Budget de la recherche : Pipeau pour les chercheurs, grosse caisse pour les banquiers12/01/20112011Journal/medias/journalnumero/images/2011/01/une-2215.gif.445x577_q85_box-0%2C10%2C169%2C230_crop_detail.png

Leur société

Budget de la recherche : Pipeau pour les chercheurs, grosse caisse pour les banquiers

Il y a de cela un an, le gouvernement annonçait avec tambours et trompettes l'organisation d'un « grand emprunt national » dont les fonds seraient dédiés à la recherche et à l'enseignement supérieur. Les ministres parlaient de 32 milliards d'euros, une aubaine pour des laboratoires exsangues et des universités victimes de délabrement avancé. Les chiffres ont été revus à la baisse dans l'année, mais avec 11 milliards prévus pour l'enseignement et 8 autres pour la recherche, soit 19 milliards, certains chercheurs ou universitaires s'étaient mis à rêver. Pendant six mois, en tout cas, ils se sont mobilisés dans tout le pays pour constituer et déposer à temps les dossiers nécessaires à ces financements.

Las, dans les déclarations gouvernementales comme dans les contrats, il faut toujours soigneusement lire les petites lettres... Première très grosse ficelle, l'essentiel des fonds est déclaré non « consomptible ». Autrement dit, les instituts de recherche et les universités verront non pas la couleur de ces fonds, mais au mieux les seuls intérêts de leur placement bancaire. Leur taux a d'ailleurs été d'ores et déjà fixé à 3,45 % pour des placements sur dix ans. Nul besoin d'une calculette : au mieux ce ne sera en gros qu'un tiers des fonds annoncés qui sera donné à la recherche.

On avait parlé de 32 milliards, qui sont devenus 19, pour finalement n'être plus que 6,3 milliards. Mais comme la somme est répartie sur dix ans, cela ne fait plus que 630 millions par an qui seront donnés, ou plutôt rendus, aux labos et aux facultés ! Car l'Élysée avait prévenu : « Les intérêts de l'emprunt seront compensés par une réduction des dépenses courantes (qui) sera immédiatement engagée. »
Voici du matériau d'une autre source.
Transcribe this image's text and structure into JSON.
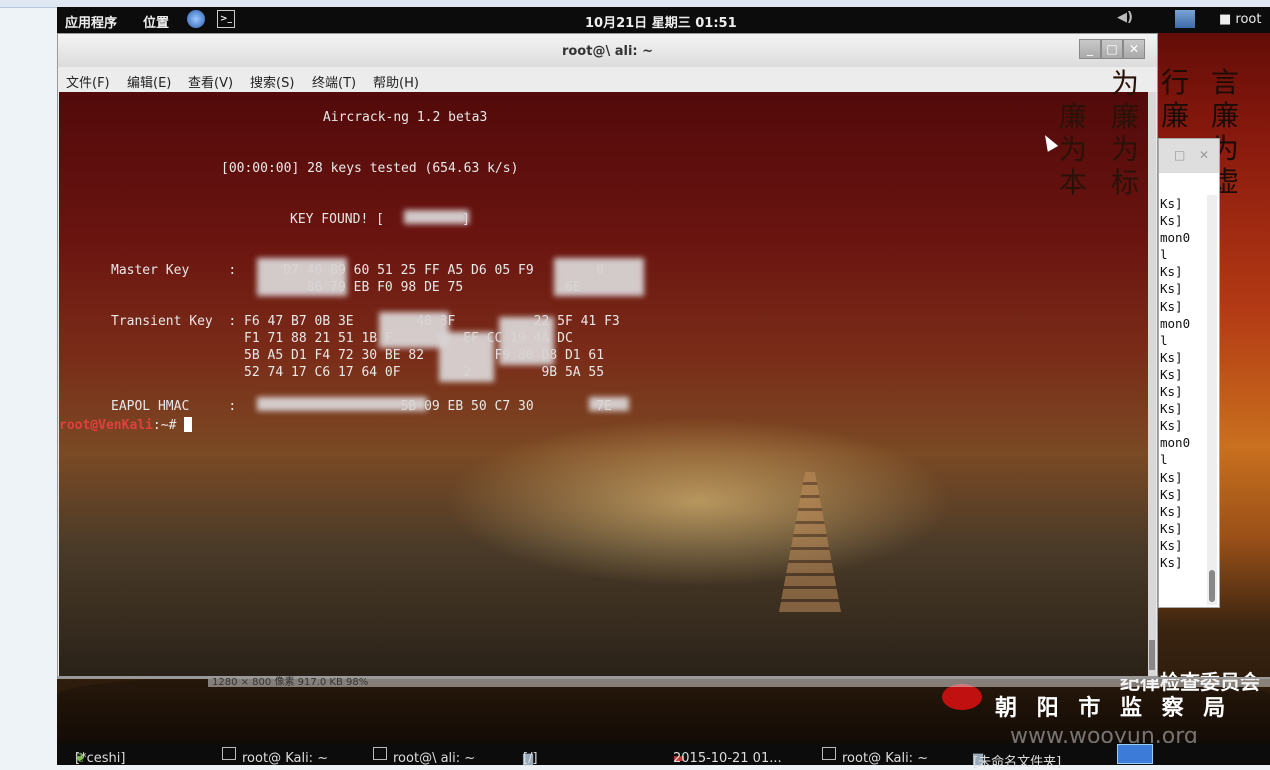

Dès janvier 2010, un rectificatif budgétaire amputait ainsi la recherche et l'université de 500 millions d'euros, et en 2011 la réduction des financements des laboratoires se situera entre 5 %, comme à l'Inserm, et sans doute 10 %, notamment au CNRS. La part des universités devrait subir des coupes du même ordre. On « donne » ainsi 630 millions, mais on en vole plus de 500 : un vrai jeu de bonneteau ! Pire, sachant que l'argent du grand emprunt n'a pas encore été placé et que ses intérêts ne seront donc pas disponibles avant 2012 au plus tôt, le gouvernement aura même siphonné l'argent de la recherche pendant deux ans.

En revanche, certains se frottent les mains par avance à l'idée des multiples façons dont ils vont pouvoir se gaver avec cet argent « pour la recherche » : les banquiers. Pour eux, ces dizaines de milliards qui vont être investis sur dix ans, c'est autant de fonds spéculatifs mis à leur disposition pour la recherche... de profits ! Et avec des taux d'intérêt qui n'auront rien à voir avec les 3,45 % octroyés aux chercheurs - si jamais ceux-ci finissent même par en voir la couleur, car un dernier coup de Jarnac n'est jamais impossible avec un gouvernement de bonimenteurs.